“Pare che l’estero sia sempre il collegio a subire i maggiori danni:
questa volta siamo ai limiti del ridicolo, una situazione che se non fosse così
pericolosa, se non fosse così seria, sembrerebbe una battuta”. Cosi Francesca La
Marca, senatrice Pd eletta all’estero, in merito alla riforma della legge elettorale
all’esame dell’aula della Camera. “E invece – sottolinea la parlamentare – è una cosa
reale, perché proprio oggi in aula alla Camera è arrivato il testo. Sono stati
presentati giustamente tantissimi emendamenti: cosa vuole fare questa maggioranza?

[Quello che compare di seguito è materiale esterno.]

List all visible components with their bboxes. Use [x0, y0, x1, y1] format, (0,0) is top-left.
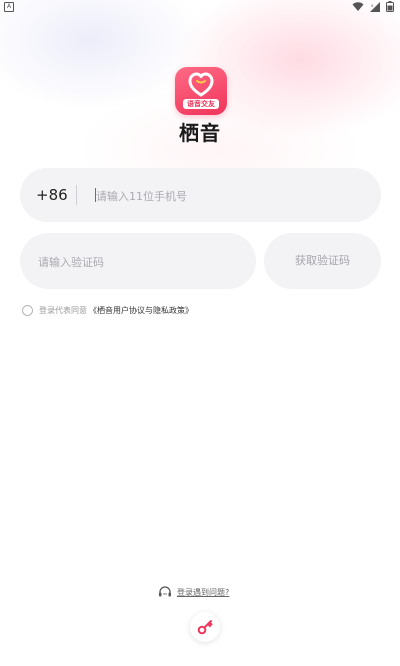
- login-help[interactable]: 登录遇到问题?: [158, 585, 229, 599]
- get-code-button[interactable]: 获取验证码: [264, 233, 381, 289]
- field-divider: [76, 185, 77, 205]
- agreement-text: 登录代表同意: [39, 305, 87, 315]
- signal-icon: x: [370, 1, 380, 12]
- login-help-link[interactable]: 登录遇到问题?: [177, 587, 229, 598]
- app-logo: 语音交友: [175, 67, 227, 115]
- headset-icon: [159, 586, 171, 597]
- status-icons: x: [352, 1, 394, 12]
- svg-text:x: x: [371, 3, 374, 8]
- chat-heart-logo-icon: [188, 72, 214, 97]
- country-code[interactable]: +86: [36, 168, 68, 222]
- logo-tag: 语音交友: [183, 99, 219, 109]
- verification-code-input[interactable]: [36, 233, 240, 291]
- agreement-row: 登录代表同意 《栖音用户协议与隐私政策》: [22, 303, 193, 317]
- app-name: 栖音: [179, 121, 221, 145]
- status-bar: A x: [0, 0, 400, 14]
- phone-input[interactable]: [94, 168, 368, 224]
- battery-icon: [386, 1, 394, 12]
- wifi-icon: [352, 1, 364, 11]
- notification-a-icon: A: [4, 2, 14, 12]
- key-icon: [197, 620, 213, 635]
- key-login-button[interactable]: [190, 612, 220, 642]
- phone-field-container[interactable]: +86: [20, 168, 381, 224]
- code-field-container[interactable]: [20, 233, 256, 291]
- agreement-radio[interactable]: [22, 304, 33, 316]
- agreement-link[interactable]: 《栖音用户协议与隐私政策》: [89, 305, 193, 316]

Vuole ridurre le ripartizioni dell’estero a due alla Camera, una per l’Europa e la
seconda per tutto il resto del mondo, mentre in Senato si istituisce un unico collegio
globale”. Secondo La Marca, si tratta di una proposta “pericolosa e assurda, un
tentativo anche palese da parte di questa maggioranza di prendersi il potere,
considerando che la maggioranza sa benissimo che il centrosinistra vince ripetutamente
le elezioni all’estero, sa benissimo che siamo forti all’estero. E sa benissimo che
suddividendo in questo modo la circoscrizione estero andrebbe a penalizzare il
centrosinistra a favore della maggioranza, che prenderebbe ulteriori seggi: è una cosa
– sostiene la senatrice – del tutto incostituzionale, assurda e noi promettiamo
battaglia, sia alla Camera che al Senato: non possiamo permettere che si faccia questa
riforma ai danni dei quasi 7 milioni di italiani nel mondo”.